I know that Black History Month is very important and I should post some thoughts about such historical giants and heroes as Thurgood Marshall, Howard Thurman, and fellow native Arkansan Maya Angelou. And I know that February offers us Presidents Day when we can reflect on Washington and Lincoln. And, of course, there is a day for lovers - Feb. 14th, St. Valentine's Day. February, for the shortest month, is packed with meaning and remembrance.
However, as important as February is for other reasons, it means something else to me as well. My maternal grandmother was born on Feb. 17 and my paternal grandmother was born on Feb. 21. Both are now dead.
My paternal grandmother, "Mama D," (in the south grannies are often called "mama," "big mama," Mama [Name]," as well as "Mother," "Nana," "Granny," "Grandma," and other such terms of endearment and respect), influenced me in ways that I hardly recognized until she had died. She was a storyteller, a poet, a teacher, a bit of a traveler, and a fiercely independent soul. She tended toward plumpness and liked to cook. She was the first and one of the few in my family who took my aspirations as an artist seriously and was the first to let me know that higher education was in my future. I never doubted it. She was stern in some ways, not the nurturer that some nanas are, but she was a powerful figure and the truth is the two masters degrees that hang on my wall and the doctorate I am pursuing are probably in some measure the result of her influence. She would be very proud of my academic achievements.

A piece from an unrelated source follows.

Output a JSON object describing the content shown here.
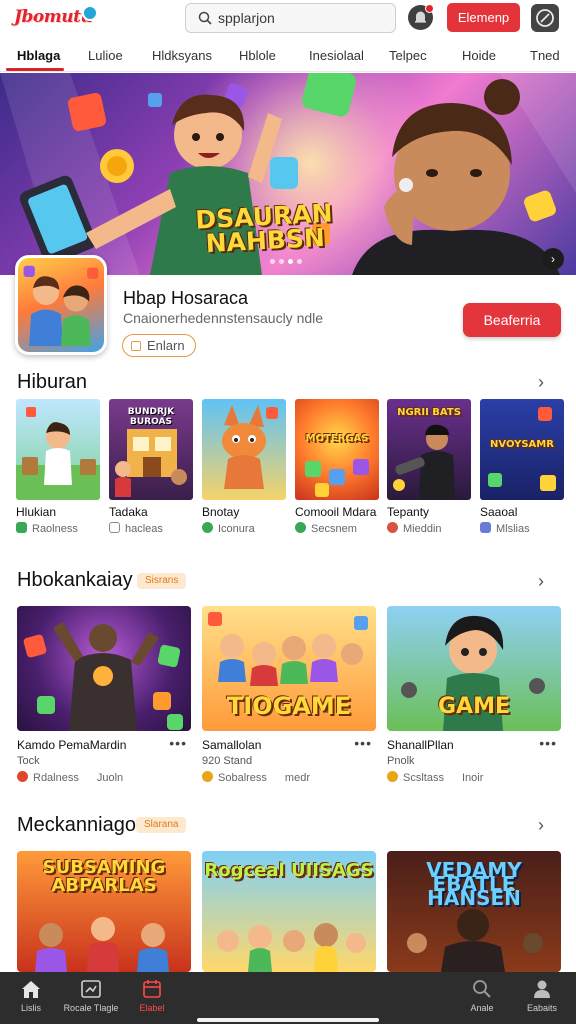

My maternal grandmother, "Grandma," was the nurturer. She never traveled much and never had a career. But she gave me a home where I could feel safe and loved. I was in many ways an unhappy child, but after high school I moved in with her, attended community college, and left two years later for university only 80 miles away. Forever thereafter, when I would "go home," that meant going to Grandma's house. She didn't understand all my dreams and plans, but she did indulge them, even helped pay for some of them, including my two undergraduate degrees. She was the first to accept the news of my "coming out," and she would show great pride in any accomplishment of mine, great or small, whether she understood it or not or even agreed with it in principle or not. I don't think anyone has ever beamed with delight the way she always did when I would come home to visit her. She, too, is in no small way responsible for who I have become.
Mama D didn't understand all this gay business, and she was very conservative in her politics. Grandma never even went to high school, and was very invested in my getting my BA, but probably thought I was over doing it a bit with all this graduate school. But even though their grandson (Mama D's youngest child's oldest child and Grandma's youngest child's oldest child and her first grandchild) became a left-leaning, gay identified, artist-theologian which was probably beyond anything in their Arkansan frame of reference, they both are largely responsible for who I am, and PS - I like who I am.
I have to do some math to remember when my grandmothers died...I lose track of the time. One died about 5 years ago, the other about 3. One was 85 when she died, the other 83. I believe they died in April and July respectively. But I always remember that they were born in February.
I think of them a lot, especially in February. I miss them. I regret that I wasn't closer to Mama D. I think she wanted us to be and now, I want for us to have been.
I wish that I had been able to do more for Grandma at the end. I lived in New York at the time, and though I wrote her often and visited a couple of times each year, she always wanted more. Calling became so painful for me that I all but stopped doing it. Between fearing her death and feeling guilty for not being able to be more present for her, I withdrew some. And if I had called more in her final months, she might have felt better, and I would have one less regret in life.
In the final analysis, I loved my grandmothers, I inherited some of their best qualities, and I benefited from the ways that they knew to express love. February is when I miss them the most, and when I am most aware, I'm all grown up, making it on my own. Luckily, they gave me enough that I'm doing that fairly well.
Grandma and Mama D, I love you. I miss you. You both live on in my memory and affection. Let light perpetual shine upon you. Amen.